Monday, July 9, 2012

19 and pregnant


          Now, David and I knew we were pregnant the day after the conception but we didn't know if we were ready to tell my family that we knew. His family knew; his family knew everything about everyone; it was my parents we were afraid to tell. Three weeks after David and I had gotten together David ended up moving in and we lived with my parents. David wasn't able to drive at this point, he had his license taken away for something that slips my mind right about now, so I was the one that drove him everywhere. He ended up getting a job at a gas station working third shift so I would take him to work and go home and get some sleep. He would then call me an hour before his shift ended and let me know if he needed a ride home or if he was going to catch a ride from someone else. Only a few times did he get a ride from someone else, most of the time I was awake anyways and would go get him, but it always seemed to be that the person bringing him home was an ex girlfriend. I was none too thrilled knowing that he was going to be brought home to me, his pregnant girlfriend, by someone he used to sleep with. It also seemed to take him hours to get home because he would go back to their place and hang out with them. If I text him about my concerns he would tell me to get over it, that he was friends with all of his ex’s and that was something I was just going to have to deal with. He would get home 2-3 hours after his shift ended.
          We were talking about getting married and moving in to our own place together, so I knew we needed to tell my parents soon that we were pregnant. I was scared to death. I knew my parents would be upset, they did not really trust David. So one day while my parents were in the living room watching TV David and I walked up to them and told them we needed to talk. We had told them we were planning on getting married; my dad’s reaction still amazes me. My dad’s reply was “are you pregnant?” and he chuckled. The silence was deafening. After 10 seconds of silence my dad just looks up me and David and shakes his head. My mom not paying much attention to the conversation has no clue what is going on and asks what we are talking about. My dad told her David and I were having a kid and my mom started laughing thinking it was a joke then looks at my face. I swear my mom was going to faint once it sunk in. She turned shades of green and white. Needless to say my parents were not happy about their jobless 19 year old getting pregnant by a guy like David. I was already a month along so there was really nothing to do.
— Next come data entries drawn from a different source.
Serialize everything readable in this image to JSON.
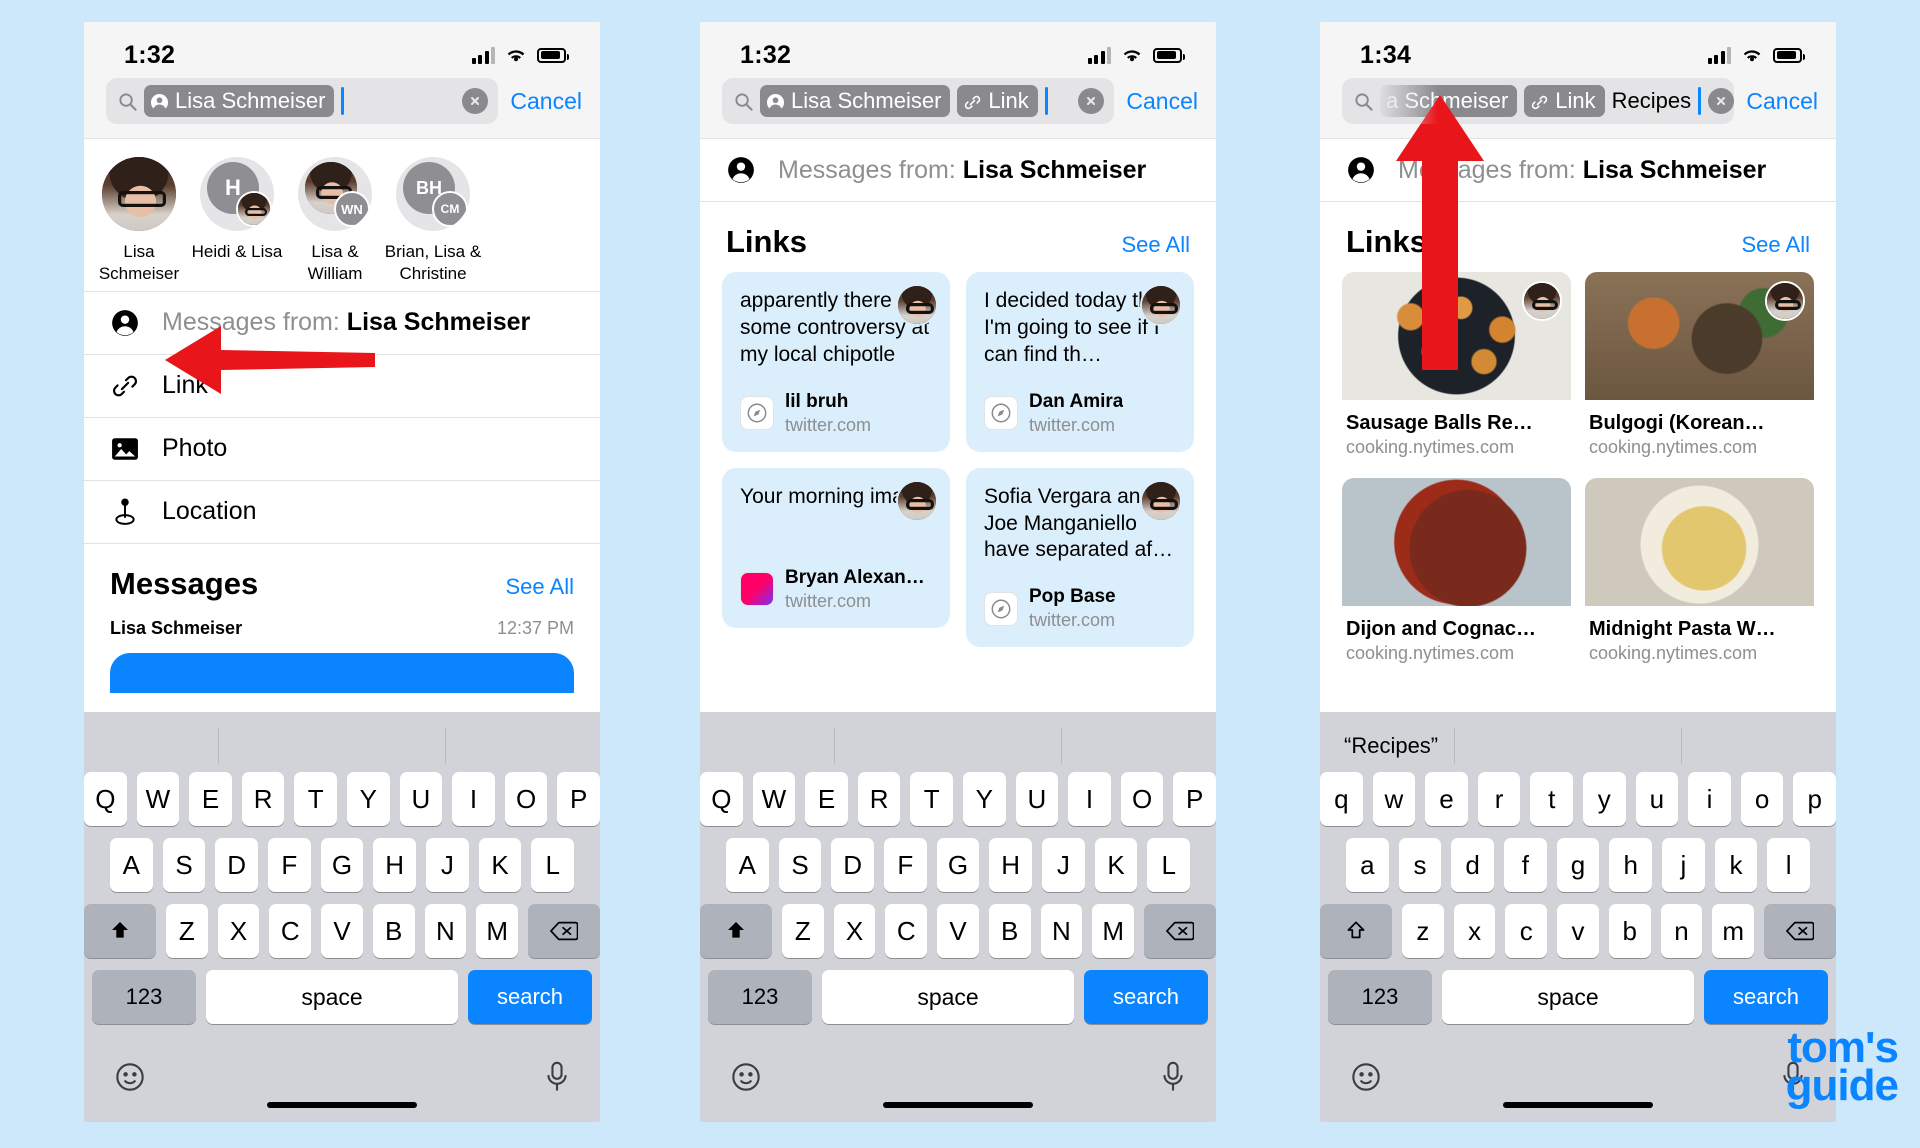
{
  "page": {
    "background_color": "#cde8fa",
    "accent_color": "#0a84ff",
    "arrow_color": "#e8151a"
  },
  "watermark": {
    "line1": "tom's",
    "line2": "guide"
  },
  "phones": [
    {
      "id": "phone-1",
      "status": {
        "time": "1:32"
      },
      "search": {
        "tokens": [
          {
            "icon": "person-circle-icon",
            "label": "Lisa Schmeiser"
          }
        ],
        "typed": "",
        "caret": true,
        "clear_label": "clear",
        "cancel_label": "Cancel"
      },
      "contacts": [
        {
          "name": "Lisa Schmeiser",
          "kind": "photo"
        },
        {
          "name": "Heidi & Lisa",
          "kind": "initial-plus-photo",
          "initials": "H"
        },
        {
          "name": "Lisa & William",
          "kind": "photo-plus-initial",
          "initials": "WN"
        },
        {
          "name": "Brian, Lisa & Christine",
          "kind": "initials-stack",
          "initials": "BH",
          "initials2": "CM"
        }
      ],
      "filter_row": {
        "icon": "person-circle-icon",
        "prefix": "Messages from:",
        "value": "Lisa Schmeiser"
      },
      "options": [
        {
          "icon": "link-icon",
          "label": "Link"
        },
        {
          "icon": "photo-icon",
          "label": "Photo"
        },
        {
          "icon": "location-pin-icon",
          "label": "Location"
        }
      ],
      "messages_section": {
        "title": "Messages",
        "see_all": "See All",
        "sender": "Lisa Schmeiser",
        "time": "12:37 PM"
      },
      "keyboard": {
        "case": "upper",
        "row1": [
          "Q",
          "W",
          "E",
          "R",
          "T",
          "Y",
          "U",
          "I",
          "O",
          "P"
        ],
        "row2": [
          "A",
          "S",
          "D",
          "F",
          "G",
          "H",
          "J",
          "K",
          "L"
        ],
        "row3": [
          "Z",
          "X",
          "C",
          "V",
          "B",
          "N",
          "M"
        ],
        "shift_icon": "shift-filled-icon",
        "backspace_icon": "backspace-icon",
        "numeric_label": "123",
        "space_label": "space",
        "search_label": "search",
        "emoji_icon": "emoji-icon",
        "mic_icon": "microphone-icon",
        "suggestion": ""
      }
    },
    {
      "id": "phone-2",
      "status": {
        "time": "1:32"
      },
      "search": {
        "tokens": [
          {
            "icon": "person-circle-icon",
            "label": "Lisa Schmeiser"
          },
          {
            "icon": "link-icon",
            "label": "Link"
          }
        ],
        "typed": "",
        "caret": true,
        "clear_label": "clear",
        "cancel_label": "Cancel"
      },
      "filter_row": {
        "icon": "person-circle-icon",
        "prefix": "Messages from:",
        "value": "Lisa Schmeiser"
      },
      "links_section": {
        "title": "Links",
        "see_all": "See All",
        "cards": [
          {
            "text": "apparently there some controversy at my local chipotle",
            "source": "lil bruh",
            "domain": "twitter.com",
            "favicon": "compass-icon",
            "avatar": "man-photo"
          },
          {
            "text": "I decided today that I'm going to see if I can find th…",
            "source": "Dan Amira",
            "domain": "twitter.com",
            "favicon": "compass-icon",
            "avatar": "woman-photo"
          },
          {
            "text": "Your morning image:",
            "source": "Bryan Alexan…",
            "domain": "twitter.com",
            "favicon": "gradient-icon",
            "avatar": "woman-photo"
          },
          {
            "text": "Sofia Vergara an Joe Manganiello have separated af…",
            "source": "Pop Base",
            "domain": "twitter.com",
            "favicon": "compass-icon",
            "avatar": "man-photo"
          }
        ]
      },
      "keyboard": {
        "case": "upper",
        "row1": [
          "Q",
          "W",
          "E",
          "R",
          "T",
          "Y",
          "U",
          "I",
          "O",
          "P"
        ],
        "row2": [
          "A",
          "S",
          "D",
          "F",
          "G",
          "H",
          "J",
          "K",
          "L"
        ],
        "row3": [
          "Z",
          "X",
          "C",
          "V",
          "B",
          "N",
          "M"
        ],
        "shift_icon": "shift-filled-icon",
        "backspace_icon": "backspace-icon",
        "numeric_label": "123",
        "space_label": "space",
        "search_label": "search",
        "emoji_icon": "emoji-icon",
        "mic_icon": "microphone-icon",
        "suggestion": ""
      }
    },
    {
      "id": "phone-3",
      "status": {
        "time": "1:34"
      },
      "search": {
        "tokens": [
          {
            "icon": "person-circle-icon",
            "label": "a Schmeiser"
          },
          {
            "icon": "link-icon",
            "label": "Link"
          }
        ],
        "typed": "Recipes",
        "caret": true,
        "clear_label": "clear",
        "cancel_label": "Cancel"
      },
      "filter_row": {
        "icon": "person-circle-icon",
        "prefix": "Messages from:",
        "value": "Lisa Schmeiser"
      },
      "links_section": {
        "title": "Links",
        "see_all": "See All",
        "cards": [
          {
            "title": "Sausage Balls Re…",
            "domain": "cooking.nytimes.com",
            "thumb": "sausage-balls"
          },
          {
            "title": "Bulgogi (Korean…",
            "domain": "cooking.nytimes.com",
            "thumb": "bulgogi"
          },
          {
            "title": "Dijon and Cognac…",
            "domain": "cooking.nytimes.com",
            "thumb": "beef-stew"
          },
          {
            "title": "Midnight Pasta W…",
            "domain": "cooking.nytimes.com",
            "thumb": "pasta"
          }
        ]
      },
      "keyboard": {
        "case": "lower",
        "row1": [
          "q",
          "w",
          "e",
          "r",
          "t",
          "y",
          "u",
          "i",
          "o",
          "p"
        ],
        "row2": [
          "a",
          "s",
          "d",
          "f",
          "g",
          "h",
          "j",
          "k",
          "l"
        ],
        "row3": [
          "z",
          "x",
          "c",
          "v",
          "b",
          "n",
          "m"
        ],
        "shift_icon": "shift-outline-icon",
        "backspace_icon": "backspace-icon",
        "numeric_label": "123",
        "space_label": "space",
        "search_label": "search",
        "emoji_icon": "emoji-icon",
        "mic_icon": "microphone-icon",
        "suggestion": "“Recipes”"
      }
    }
  ]
}
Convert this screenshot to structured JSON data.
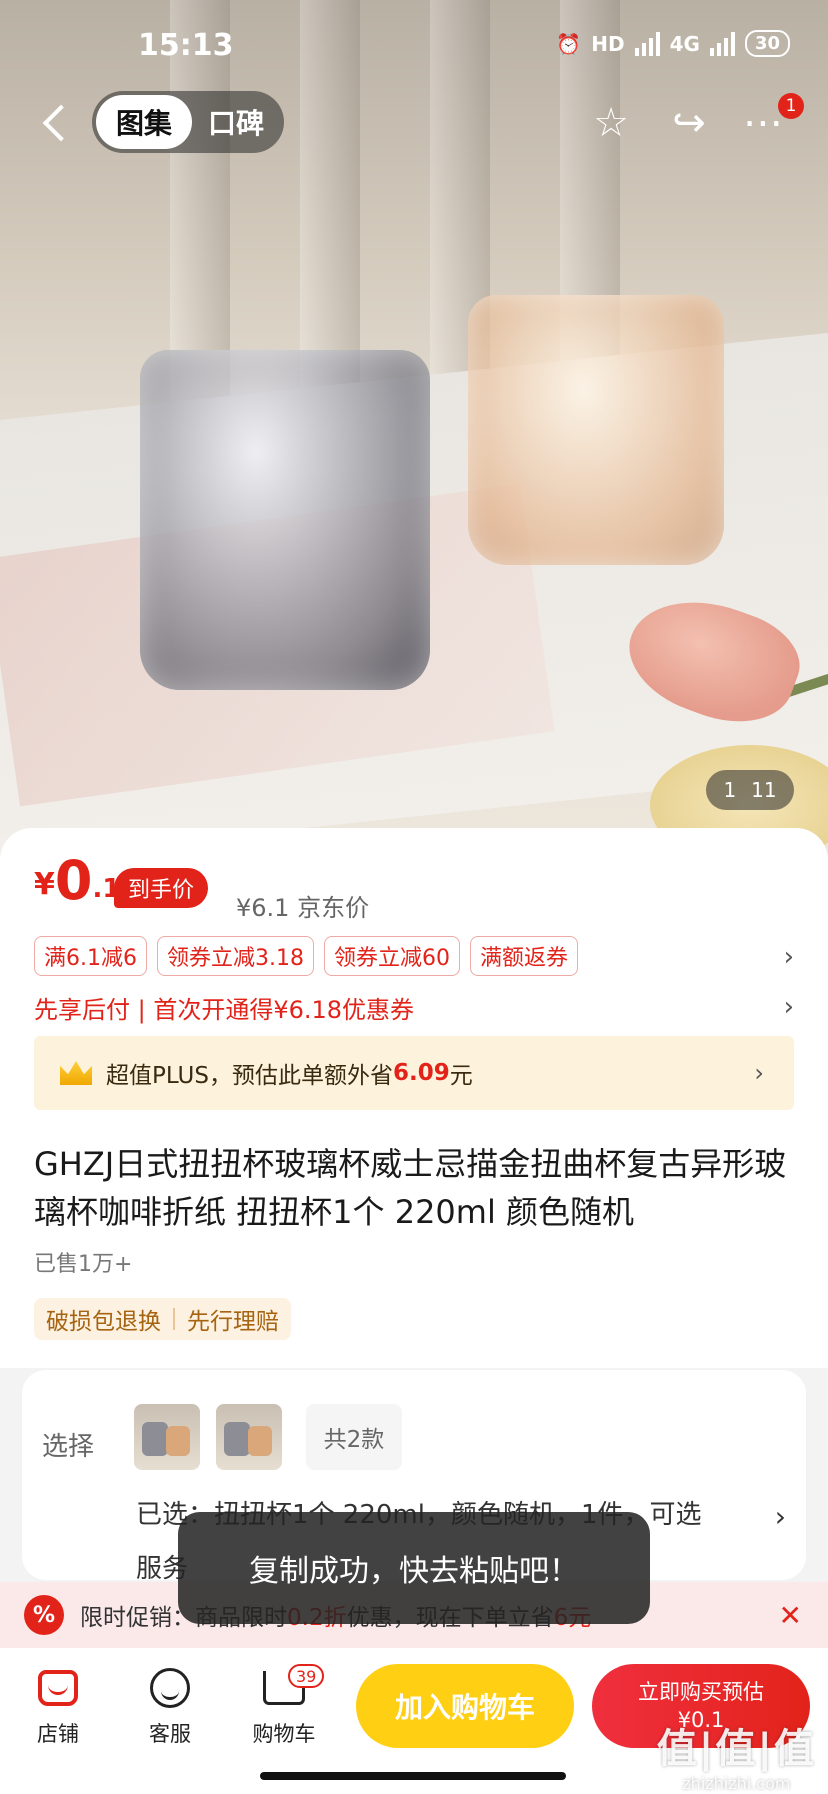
{
  "status": {
    "time": "15:13",
    "network": "4G",
    "hd": "HD",
    "battery": "30"
  },
  "nav": {
    "tab_active": "图集",
    "tab_inactive": "口碑",
    "more_badge": "1"
  },
  "gallery": {
    "current": "1",
    "total": "11"
  },
  "price": {
    "symbol": "¥",
    "integer": "0",
    "decimal": ".1",
    "hand_tag": "到手价",
    "original": "¥6.1 京东价"
  },
  "coupons": [
    "满6.1减6",
    "领券立减3.18",
    "领券立减60",
    "满额返券"
  ],
  "paylater": "先享后付 | 首次开通得¥6.18优惠券",
  "plus": {
    "prefix": "超值PLUS，预估此单额外省",
    "amount": "6.09",
    "suffix": "元"
  },
  "product": {
    "title": "GHZJ日式扭扭杯玻璃杯威士忌描金扭曲杯复古异形玻璃杯咖啡折纸 扭扭杯1个 220ml 颜色随机",
    "sold": "已售1万+",
    "guarantee": [
      "破损包退换",
      "先行理赔"
    ]
  },
  "select": {
    "label": "选择",
    "count": "共2款",
    "chosen_line1": "已选：扭扭杯1个 220ml，颜色随机，1件，可选",
    "chosen_line2": "服务"
  },
  "toast": "复制成功，快去粘贴吧！",
  "promo": {
    "icon": "%",
    "prefix": "限时促销：商品限时",
    "discount": "0.2折",
    "middle": "优惠，现在下单立省",
    "save": "6元"
  },
  "bottom": {
    "store": "店铺",
    "service": "客服",
    "cart": "购物车",
    "cart_count": "39",
    "add_cart": "加入购物车",
    "buy_line1": "立即购买预估",
    "buy_line2": "¥0.1"
  },
  "watermark": {
    "big": "值|值|值",
    "small": "zhizhizhi.com"
  },
  "colors": {
    "brand_red": "#e2231a",
    "cart_yellow": "#ffcf13",
    "plus_bg": "#fdf3dc"
  }
}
          It didn’t take David long to decide that this relationship was not for him. We had been spending time at his Dads house and were sitting at the kitchen table talking to his Dads girlfriend. He texts me and tells me he needs to talk to me, but not while we were at his dads. So I convinced him to step outside to talk. That is when he tells me that he can’t be with me because he is still in love with his ex. He thought he was over her, but he can’t get her out of his mind. Mind you, his ex was locked up in an insane asylum for trying to kill herself and he had no idea when she was ever going to be getting out. I was devastated. All I could do was go inside to get my things and leave. I am still surprised to this day that I made it home safely. I was a hysterical mess and it was raining outside. I was crying so hard that I could barely see. I managed to drive the hilly curvy country roads home though. I ran inside still sobbing, ignoring my parents request to tell them what was wrong and I slammed the door shut to my room. I proceeded to grab everything that was David’s and throw it into a box. My mom came in and asked if I wanted a hug and I said I wanted my dad. My dad was standing right behind her so he moved to where he was in front of me and I just broke down again. I couldn’t believe that David has chosen a nut over me and his child. I was so tempted to either throw his stuff in the dumpster or wait till it stopped raining and burn everything. Instead I stupidly text him and told him I was brining him his stuff and that I never wanted to see him again.
          So I went to his dad’s apartment and text him telling him that I was outside. He came out acting like nothing had just happened and tried his best to get me to smile. I just glared at him the entire time he was trying to talk to me. He kept saying how we could still be friends for our kid, and that everything would be ok. He tried to tell me that it wasn’t that he didn’t love me, but he just couldn’t get over his ex. I couldn’t stand to look at him and just told him to go to hell, got in my truck, and left.
          The next few months would be a roller coaster. David would convince me to take him back just to leave three weeks later over and over again for 6 and a half months. He would never break up with me in person either. He always did it in a text message or over the phone. The last time he called the home phone to break up with me and my mom ended up telling him that she was sick and tired of him doing that to me and to stop calling me until our son was born. So for the last 2 and a half month of the pregnancy he and I had nothing to do with each other.
          Before my mom put a stop to our contact David and I had a name picked out for our son, everyone had known the names we had picked out. The name was not something I was 100% comfortable with so I completely changed our sons name after we stopped talking. I also planned on giving my son my last name and not his fathers. I prayed and hoped that David would just forget about me and my son and planned on raising my son completely by myself. I was going to be a single mother no matter how hard it was. My son didn’t need anyone except me. I was GOING to make this work!